- Price: $450
- Category: All-Mountain, Freeride/Powder
- Ability Level: Intermediate, Advanced
- Size: 151, 154, 157, 161
- Flex: 8/10
- Shape: Directional
- Profile: CamRock
- Base: Sintered Spec
- BUY DIRECT FROM YES
You’ve seen the Optimistic. You’re intrigued. You’re also terrified. The solution? The Y. This is the scaled back version of Yes’ hard-charging, piste crushing, banked slaloming speed demon. Much of the construction remains the same, but The Y doesn’t require you to double-check your life insurance policy before strapping in. Instead, the flex eases off a touch and the powder performance kicks up a gear. Not a bad trade-off, especially when you combine it with the financial savings.
Keeping the same directional shape as its predecessor prioritizes riding with your front leg rather than wasting time getting to grips with your switch. There’s a tapered outline and the stance is substantially set back, so it’s already primed for setting your edge and railing a carve. That also lends itself to the deeper days, which is very much where The Y shows its best side.
“The Y doesn’t require you to double-check your life insurance policy before strapping in”
That’s helped with the CamRock profile which pushes the nose up to the surface without relying on the rider to shift their weight to the tail. It also plays a large part in creating the more forgiving feel of the snowboard as the contact points are brought in closer to the inserts and reduces the risk of any nasty edge catch surprises when trucking down the home run at the end of the day.
Compared with the Optimistic, YES. have used a more cost-effective assembly, equating to a less aggressive ride, and a smaller dent on your bank account. A sintered spec base offers an experience and feel close to the true sintered, but instead uses recycled materials from the factory in an extruded building process.
“With a tried and trusted shape and versatile all-mountain profile, The Y seems to have already established itself as a stalwart in the Yes lineup, despite this season being its second one so far”

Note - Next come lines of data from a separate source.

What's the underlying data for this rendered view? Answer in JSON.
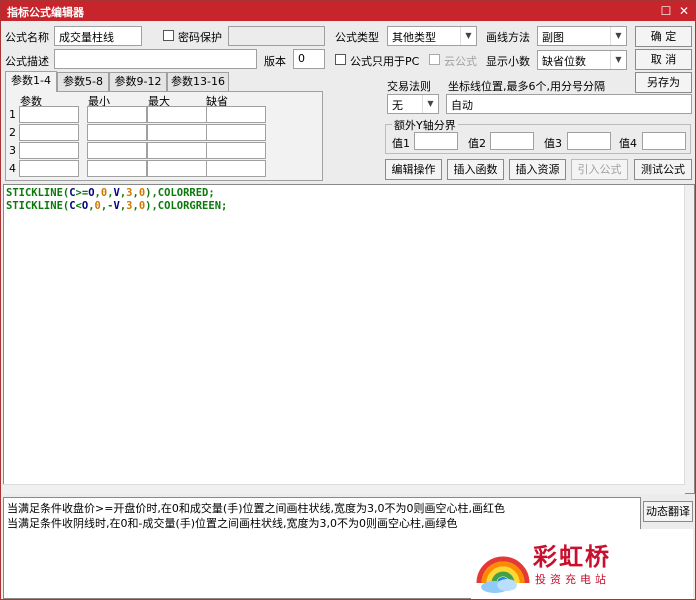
{
  "window": {
    "title": "指标公式编辑器"
  },
  "form": {
    "name_label": "公式名称",
    "name_value": "成交量柱线",
    "password_label": "密码保护",
    "password_value": "",
    "desc_label": "公式描述",
    "desc_value": "",
    "version_label": "版本",
    "version_value": "0",
    "type_label": "公式类型",
    "type_value": "其他类型",
    "draw_label": "画线方法",
    "draw_value": "副图",
    "pc_only_label": "公式只用于PC",
    "cloud_label": "云公式",
    "decimals_label": "显示小数",
    "decimals_value": "缺省位数",
    "trade_rule_label": "交易法则",
    "trade_rule_value": "无",
    "axis_label": "坐标线位置,最多6个,用分号分隔",
    "axis_value": "自动",
    "extra_y_label": "额外Y轴分界",
    "val1_label": "值1",
    "val2_label": "值2",
    "val3_label": "值3",
    "val4_label": "值4"
  },
  "buttons": {
    "ok": "确 定",
    "cancel": "取 消",
    "save_as": "另存为",
    "edit_op": "编辑操作",
    "insert_func": "插入函数",
    "insert_res": "插入资源",
    "import_formula": "引入公式",
    "test_formula": "测试公式",
    "dynamic_translate": "动态翻译"
  },
  "tabs": [
    "参数1-4",
    "参数5-8",
    "参数9-12",
    "参数13-16"
  ],
  "param_table": {
    "headers": [
      "参数",
      "最小",
      "最大",
      "缺省"
    ],
    "rows": [
      "1",
      "2",
      "3",
      "4"
    ]
  },
  "code_lines": [
    [
      {
        "t": "STICKLINE(",
        "c": "cg"
      },
      {
        "t": "C",
        "c": "cb"
      },
      {
        "t": ">=",
        "c": "cg"
      },
      {
        "t": "O",
        "c": "cb"
      },
      {
        "t": ",",
        "c": "cg"
      },
      {
        "t": "0",
        "c": "cn"
      },
      {
        "t": ",",
        "c": "cg"
      },
      {
        "t": "V",
        "c": "cb"
      },
      {
        "t": ",",
        "c": "cg"
      },
      {
        "t": "3",
        "c": "cn"
      },
      {
        "t": ",",
        "c": "cg"
      },
      {
        "t": "0",
        "c": "cn"
      },
      {
        "t": "),COLORRED;",
        "c": "cg"
      }
    ],
    [
      {
        "t": "STICKLINE(",
        "c": "cg"
      },
      {
        "t": "C",
        "c": "cb"
      },
      {
        "t": "<",
        "c": "cg"
      },
      {
        "t": "O",
        "c": "cb"
      },
      {
        "t": ",",
        "c": "cg"
      },
      {
        "t": "0",
        "c": "cn"
      },
      {
        "t": ",-",
        "c": "cg"
      },
      {
        "t": "V",
        "c": "cb"
      },
      {
        "t": ",",
        "c": "cg"
      },
      {
        "t": "3",
        "c": "cn"
      },
      {
        "t": ",",
        "c": "cg"
      },
      {
        "t": "0",
        "c": "cn"
      },
      {
        "t": "),COLORGREEN;",
        "c": "cg"
      }
    ]
  ],
  "description_lines": [
    "当满足条件收盘价>=开盘价时,在0和成交量(手)位置之间画柱状线,宽度为3,0不为0则画空心柱,画红色",
    "当满足条件收阴线时,在0和-成交量(手)位置之间画柱状线,宽度为3,0不为0则画空心柱,画绿色"
  ],
  "watermark": {
    "brand": "彩虹桥",
    "sub": "投资充电站"
  },
  "colors": {
    "title_bar": "#c8242b",
    "code_green": "#0a7a0a",
    "code_orange": "#cc7a00",
    "logo_red": "#c8102e"
  }
}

The Y also drops the super reactive carbon stringers and triax laminates in favour of a full poplar wood core, sandwiched between less aggressive biax laminates. It still delivers well on lightweight response but does so without the intense snap in and out of turns. That may be a blessing in disguise, though, as The Y doesn’t demand your complete and undivided attention on every turn.
With a tried and trusted shape and versatile all-mountain profile, The Y seems to have already established itself as a stalwart in the Yes lineup, despite this season being its second one so far. If your mornings are spent waiting for the park to open, then it’s probably not the one for you. If, however, you’re lining up the empty pistes and sneaky sidecountry stashes from the chairlift, this has all the makings of a solid daily driver.